Our kids know what to do if there is an active shooter in their school. And our kids are dying in their school rooms because we cannot stop the venom of our own self-righteousness long enough to come together and demand that something happen; because we cannot accept the absolute fact that the amendment we hold so tightly was never meant to include what we think we have a right to. How could it have been, when the weapons we have now didn’t even exist then? Show me your well-formed militia; all I see is little boys and men with guns mowing down schoolchildren.

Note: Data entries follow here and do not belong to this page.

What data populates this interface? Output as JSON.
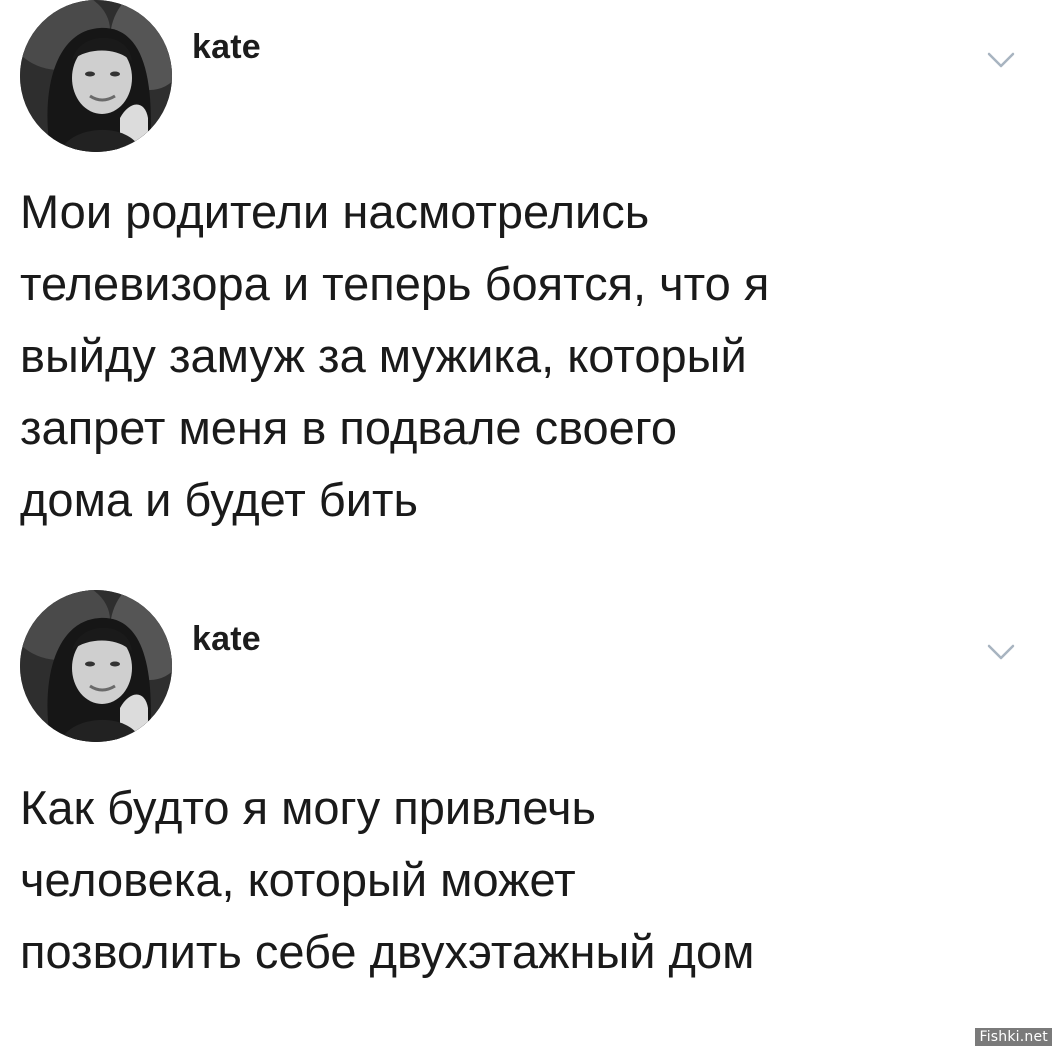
{
  "tweets": [
    {
      "username": "kate",
      "text": "Мои родители насмотрелись\nтелевизора и теперь боятся, что я\nвыйду замуж за мужика, который\nзапрет меня  в подвале своего\nдома и будет бить",
      "avatar_icon": "profile-photo",
      "menu_icon": "chevron-down-icon"
    },
    {
      "username": "kate",
      "text": "Как будто я могу привлечь\nчеловека, который может\nпозволить себе двухэтажный дом",
      "avatar_icon": "profile-photo",
      "menu_icon": "chevron-down-icon"
    }
  ],
  "watermark": "Fishki.net",
  "colors": {
    "background": "#ffffff",
    "text": "#1a1a1a",
    "chevron": "#a8b4c0"
  }
}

Our culture of pervasive, selfish, Gospel raping for the sake of what we think is ours, what we think will make us feel better is a lie. We the people of America do not deserve anything any more than a little child walking away from the smoking ruin of Aleppo or fleeing warfare in Africa. We don’t deserve it more than the people who were displaced so that a new square of shops and condos most of us can’t afford can be built in Spring Lake, as though those people didn’t matter as much as a “landmark” restaurant.

See the lie. See that every person has rights, not just Americans. Every child deserves to be safe in their schools, every single one deserves to be fed. This isn’t about conservative and liberal, and it shouldn’t be about politics. Protecting our kids, the liberty and well-being of all people, is the work of every single one of us. Only if we work together can we achieve a world where all can be free.